(1.) A charge memo dated 21.1.1997 was issued to the petitioner under Rule 17 (b) of the Tamil Nadu Civil Services (Disciplinary and Appeal) Rules and it was served on him on 6.2.1997. On receipt of the charge memo, the petitioner has submitted his written explanation on 19.2.1997 denying the charges. In and by the explanation dated 19.2.1997, the petitioner also sought for copies of certain documents. However, even before the copies of the documents sought for by him were furnished, an enquiry officer was appointed on 12.3.1997 and on 13.3.1997, the petitioner was permitted to peruse the records. Thereafter, the petitioner submitted another representation dated 27.3.1997 seeking further documents, but the same was not furnished to him. The enquiry officer conducted enquiry on 22.4.1997 in which three witnesses were examined. Ultimately, on 30.4.1997, the enquiry officer has submitted his report holding that the charge against the petitioner is not proved. Thereafter, the first respondent in his proceedings dated 19.5.1997 requested the enquiry officer to summon the witnesses mentioned therein to appear once again for an oral enquiry and thereafter to submit his report. Therefore, oral enquiry was again conducted on 6.6.1997 and the enquiry officer submitted his report on 27.6.1997. In the second report also, the enquiry officer has stated that the charges are not proved. Thereafter, the first respondent, by proceedings dated 25.11.1997 called for additional further explanation from the petitioner only with reference to the report of the enquiry officer dated 27.6.1997. On 12.8.1997, the petitioner also submitted his written explanation requesting the disciplinary authority to accept the findings of the enquiry, but subsequently, the second respondent, in his proceedings dated 8.10.1997 held that the charge against the petitioner is proved and imposed the punishment of stoppage of increment for a period of one year without cumulative effect. Aggrieved by the same, the petitioner has filed an appeal before the first respondent, but the same was rejected on 28.1.1998. Aggrieved by the aforesaid orders, the petitioner has filed the Original Application before the Tribunal. On abolition of the Tribunal, the matter stood transferred to this Court and re-numbered as W.P. No. 37504 of 2006.
(2.) The respondents have filed reply affidavit contending that the petitioner was examined before the enquiry officer and after complying with the formalities, the enquiry officer submitted his report on 30.4.1997 holding that the charge against the petitioner are not proved.
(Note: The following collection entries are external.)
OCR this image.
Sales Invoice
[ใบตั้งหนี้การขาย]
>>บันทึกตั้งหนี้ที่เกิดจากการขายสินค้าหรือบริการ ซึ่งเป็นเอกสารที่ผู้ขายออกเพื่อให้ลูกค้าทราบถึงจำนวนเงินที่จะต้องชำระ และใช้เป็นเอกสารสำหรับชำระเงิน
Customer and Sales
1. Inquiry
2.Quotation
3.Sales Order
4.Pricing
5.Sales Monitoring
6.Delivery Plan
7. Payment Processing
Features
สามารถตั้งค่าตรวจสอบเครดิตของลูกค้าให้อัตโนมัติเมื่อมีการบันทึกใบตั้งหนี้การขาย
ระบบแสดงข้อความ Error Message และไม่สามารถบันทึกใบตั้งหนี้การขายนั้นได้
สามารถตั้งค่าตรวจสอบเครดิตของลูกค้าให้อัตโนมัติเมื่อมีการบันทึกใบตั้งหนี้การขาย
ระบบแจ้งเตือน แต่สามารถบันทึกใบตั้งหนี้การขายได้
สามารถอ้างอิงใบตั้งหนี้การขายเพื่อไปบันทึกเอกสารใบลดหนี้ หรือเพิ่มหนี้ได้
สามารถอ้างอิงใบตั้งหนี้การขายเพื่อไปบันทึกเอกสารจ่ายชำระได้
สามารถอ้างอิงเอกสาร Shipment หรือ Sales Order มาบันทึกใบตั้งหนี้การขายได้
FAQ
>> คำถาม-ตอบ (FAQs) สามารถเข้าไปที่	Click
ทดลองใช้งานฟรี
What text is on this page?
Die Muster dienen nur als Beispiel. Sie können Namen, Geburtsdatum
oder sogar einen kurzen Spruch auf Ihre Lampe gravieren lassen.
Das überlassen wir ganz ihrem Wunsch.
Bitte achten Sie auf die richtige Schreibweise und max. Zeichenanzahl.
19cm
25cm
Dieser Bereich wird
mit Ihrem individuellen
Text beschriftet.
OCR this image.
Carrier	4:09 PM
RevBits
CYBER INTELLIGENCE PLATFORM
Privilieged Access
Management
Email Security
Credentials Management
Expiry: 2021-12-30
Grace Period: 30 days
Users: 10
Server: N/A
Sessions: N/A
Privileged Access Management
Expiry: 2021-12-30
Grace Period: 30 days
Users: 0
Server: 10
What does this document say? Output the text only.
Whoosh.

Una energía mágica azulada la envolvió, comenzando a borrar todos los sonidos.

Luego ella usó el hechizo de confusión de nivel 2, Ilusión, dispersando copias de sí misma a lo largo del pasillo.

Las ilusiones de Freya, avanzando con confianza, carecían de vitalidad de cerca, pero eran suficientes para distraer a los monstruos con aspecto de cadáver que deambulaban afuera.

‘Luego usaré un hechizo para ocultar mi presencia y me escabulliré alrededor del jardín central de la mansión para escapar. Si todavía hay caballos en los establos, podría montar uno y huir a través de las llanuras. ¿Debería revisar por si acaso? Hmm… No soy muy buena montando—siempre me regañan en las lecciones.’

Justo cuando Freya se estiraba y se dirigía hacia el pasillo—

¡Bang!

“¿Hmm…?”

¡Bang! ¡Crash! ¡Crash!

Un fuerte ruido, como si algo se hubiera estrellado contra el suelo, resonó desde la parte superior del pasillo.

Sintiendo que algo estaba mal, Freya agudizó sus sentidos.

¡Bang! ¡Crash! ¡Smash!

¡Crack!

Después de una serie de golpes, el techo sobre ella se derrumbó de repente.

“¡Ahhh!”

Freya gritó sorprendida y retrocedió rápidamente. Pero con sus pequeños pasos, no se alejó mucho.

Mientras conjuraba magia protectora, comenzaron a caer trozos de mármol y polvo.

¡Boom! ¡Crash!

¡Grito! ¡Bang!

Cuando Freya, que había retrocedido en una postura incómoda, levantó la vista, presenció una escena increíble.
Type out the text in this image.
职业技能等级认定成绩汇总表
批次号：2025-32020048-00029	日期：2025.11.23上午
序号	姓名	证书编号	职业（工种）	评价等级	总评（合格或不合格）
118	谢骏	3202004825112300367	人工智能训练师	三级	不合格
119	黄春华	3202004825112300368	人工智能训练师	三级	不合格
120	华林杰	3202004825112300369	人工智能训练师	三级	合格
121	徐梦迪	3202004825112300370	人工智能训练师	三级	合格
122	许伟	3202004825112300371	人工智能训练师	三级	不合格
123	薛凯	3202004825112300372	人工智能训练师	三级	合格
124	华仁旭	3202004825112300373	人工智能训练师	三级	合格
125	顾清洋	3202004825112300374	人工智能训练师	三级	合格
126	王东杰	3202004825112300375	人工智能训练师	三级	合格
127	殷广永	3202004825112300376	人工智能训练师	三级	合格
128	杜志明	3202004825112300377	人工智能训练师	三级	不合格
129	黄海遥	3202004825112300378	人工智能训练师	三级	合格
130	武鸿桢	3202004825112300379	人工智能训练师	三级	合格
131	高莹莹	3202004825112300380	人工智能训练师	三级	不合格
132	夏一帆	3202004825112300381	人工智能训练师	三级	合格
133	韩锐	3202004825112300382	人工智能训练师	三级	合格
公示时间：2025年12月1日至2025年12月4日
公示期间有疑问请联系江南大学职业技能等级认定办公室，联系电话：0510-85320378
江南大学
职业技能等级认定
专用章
On receipt of the report, the disciplinary authority requested the enquiry officer to summon three witnesses and examine them and thereafter submit his report. Accordingly, the enquiry officer again conducted enquiry on 6.6.1997 and submitted his report on 27.6.1997 once again holding that the charges are not proved. On receipt of the report of the enquiry officer, the disciplinary authority issued a notice dated 25.7.1997 calling upon the petitioner to submit his additional explanation, which was also submitted by him on 12.8.1997 in which he had specifically pleaded the disciplinary authority to accept the report of the enquiry officer and to exonerate him. Thereafter, the appellate authority, taking into consideration the further explanation made by the petitioner, reports of the enquiry officer and other connected materials has passed the order of punishment of stoppage of increment for a period of one year without cumulative effect. According to the learned Government Advocate, the petitioner was given all fair opportunity before conduct- ing the enquiry as contemplated under Rule 17(b). Inasmuch as the disciplinary authority is empowered to differ with the findings of the enquiry officer, the impugned order of punishment passed by the disciplinary authority holding that the charge against the petitioner is proved, notwithstanding the findings of the enquiry officer, is sustainable in law. The petitioner has also filed appeal before the appellate authority questioning the correctness of the order of punishment and the same was also confirmed by the appellate authority by assigning valid reasons. Therefore, the orders passed by the respondents are correct and legal.
(3.) Heard both sides. The short point for consideration in this writ petition is whether the punishment imposed by the disciplinary authority, which was confirmed by the appellate authority, is valid and legal.